Texto escrito a partir da leitura de Eliane Brum, “Belo Monte: a anatomia de um etnocídio.” Entrevista com a procuradora Thais Santi

Por Karina Aguilar Guerrero

Outubro 20, 2018

Infelizmente, a construção da usina hidrelétrica de Belo Monte pode ser classificada como o “mundo em que tudo é possível”, exceto a sobrevivência dos povos indígenas. Neste mundo, as leis falham e o esgotamento de recursos, a morte cultural, e o genocídio abundam. Em lugares como Belo Monte, podemos ver o que acontece quando as pessoas são desumanizadas apenas por serem diferentes. Neste local (na cidade de Altamira), esse processo começou com a dependência criada pela Norte Energia. Essa dependência pode ter muitos efeitos negativos, não apenas na vida física dos povos indígenas, mas também em sua vida espiritual e cultural. Antonio e Dulcineia descrevem a situação dizendo que é “a primeira vez que precisam comprar o que comem, a primeira vez que não têm dinheiro para comprar o que comem, a primeira fome” (Brum, 2018). Ao impedirem sua capacidade de auto-sustentacão, a usina destruiu uma grande parte da cultura ribeirinha. Além do mais, mesmo que não tenham sido deslocados, a destruição da vida florestal que ocorreu para construir a usina também torna extremamente difícil para os ribeirinhos manterem essa parte da sua cultura. “Ser ribeirinho é ter uma identidade singular, determinada por uma relação intima com a floresta e o rio” (Brum, 2018). Não só isso, ao arruinar a estrutura pré-estabelecida, eles elevaram o alcoolismo e os conflitos entre aldeias e a gente indígena.
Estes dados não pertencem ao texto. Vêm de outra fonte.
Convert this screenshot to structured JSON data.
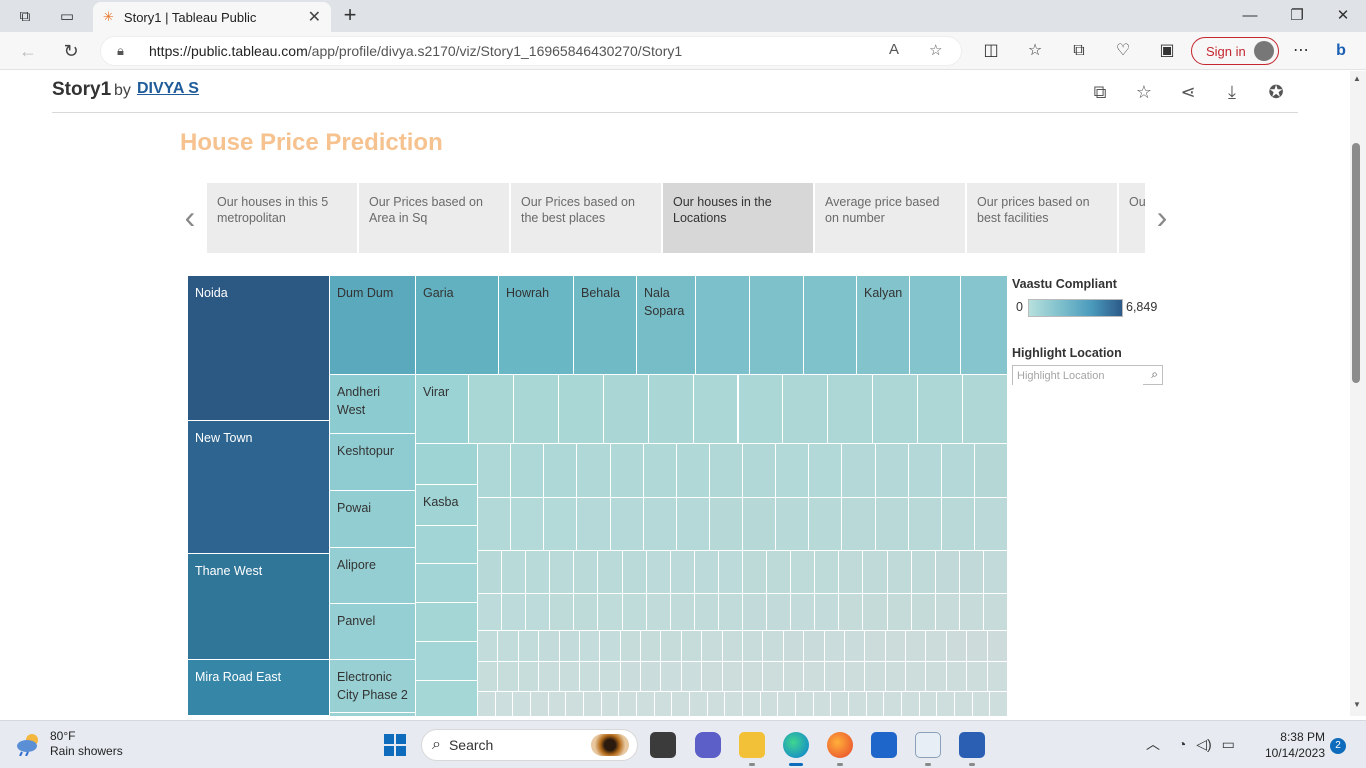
{
  "browser": {
    "tab_title": "Story1 | Tableau Public",
    "url_host": "https://public.tableau.com",
    "url_path": "/app/profile/divya.s2170/viz/Story1_16965846430270/Story1",
    "sign_in_label": "Sign in"
  },
  "viz": {
    "title": "Story1",
    "by": "by",
    "author": "DIVYA S"
  },
  "story": {
    "title": "House Price Prediction",
    "points": [
      {
        "label": "Our houses in this 5 metropolitan",
        "active": false
      },
      {
        "label": "Our Prices based on Area in Sq",
        "active": false
      },
      {
        "label": "Our Prices based on the best places",
        "active": false
      },
      {
        "label": "Our houses in the Locations",
        "active": true
      },
      {
        "label": "Average price based on number",
        "active": false
      },
      {
        "label": "Our prices based on best facilities",
        "active": false
      },
      {
        "label": "Our best",
        "active": false
      }
    ]
  },
  "legend": {
    "title": "Vaastu Compliant",
    "min": "0",
    "max": "6,849",
    "colors": [
      "#b7e0dd",
      "#7fc0cc",
      "#4b9bbd",
      "#2c5a88"
    ]
  },
  "highlight": {
    "title": "Highlight Location",
    "placeholder": "Highlight Location"
  },
  "treemap_labels": {
    "noida": "Noida",
    "new_town": "New Town",
    "thane_west": "Thane West",
    "mira_road_east": "Mira Road East",
    "dum_dum": "Dum Dum",
    "garia": "Garia",
    "howrah": "Howrah",
    "behala": "Behala",
    "nala_sopara": "Nala Sopara",
    "kalyan": "Kalyan",
    "andheri_west": "Andheri West",
    "virar": "Virar",
    "keshtopur": "Keshtopur",
    "kasba": "Kasba",
    "powai": "Powai",
    "alipore": "Alipore",
    "panvel": "Panvel",
    "electronic_city": "Electronic City Phase 2"
  },
  "taskbar": {
    "temperature": "80°F",
    "weather": "Rain showers",
    "search_label": "Search",
    "time": "8:38 PM",
    "date": "10/14/2023",
    "notifications": "2"
  }
}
Os conflitos e a pressão das pessoas que lucram com a usina obrigaram os povos indígenas a não só deixarem suas casas, mas também a viver em extrema pobreza em lugares que não foram realmente projetados para suportar tanto, lugares onde falta estrutura e segurança. Brum dá um exemplo disso quando ela diz, “Uma escola construída para não durar, quando o que deveria ter sido feito era ampliar o acesso à educação na região de impacto da hidrelétrica” (2014). As pessoas no poder tiram tudo o que os ribeirinhos possuem e fornecem quase nada que possa realmente resolver seus problemas.

Todas as coisas que são destruídas por este projeto são insubstituíveis. O governo usa “os rios amazônicos, o recurso mais precioso, aquele que estará escasso no futuro, para produzir energia” (Brum, 2014). Esses rios, essas florestas, esses animais – assim como os seres humanos – fazem parte de um ecossistema co-dependente. O governo e as empresas que apoiam a usina hidrelétrica não parecem perceber que, embora o esgotamento desses recursos tenha um impacto primeiro e mais forte sobre os povos indígenas, eles não são os únicos afetados. As pessoas em todo o Brasil e em todo o mundo precisam desses recursos para sobreviver. Se eles mantiverem esse ritmo de destruição de recursos, culturas, e pessoas, logo nos encontraremos em um mundo onde nem mesmo a sobrevivência é possível.

Genocídio e Progresso: Um Comentário Sobre Belo Monte

Genocídio e Progresso: Um Comentário Sobre Belo Monte

por Bruno Fernandes

19 Outubro 2019

(Texto escrito a partir da leitura de Eliane Brum, “Belo Monte: a anatomia de um etnocídio.” Entrevista com a procuradora Thais Santi)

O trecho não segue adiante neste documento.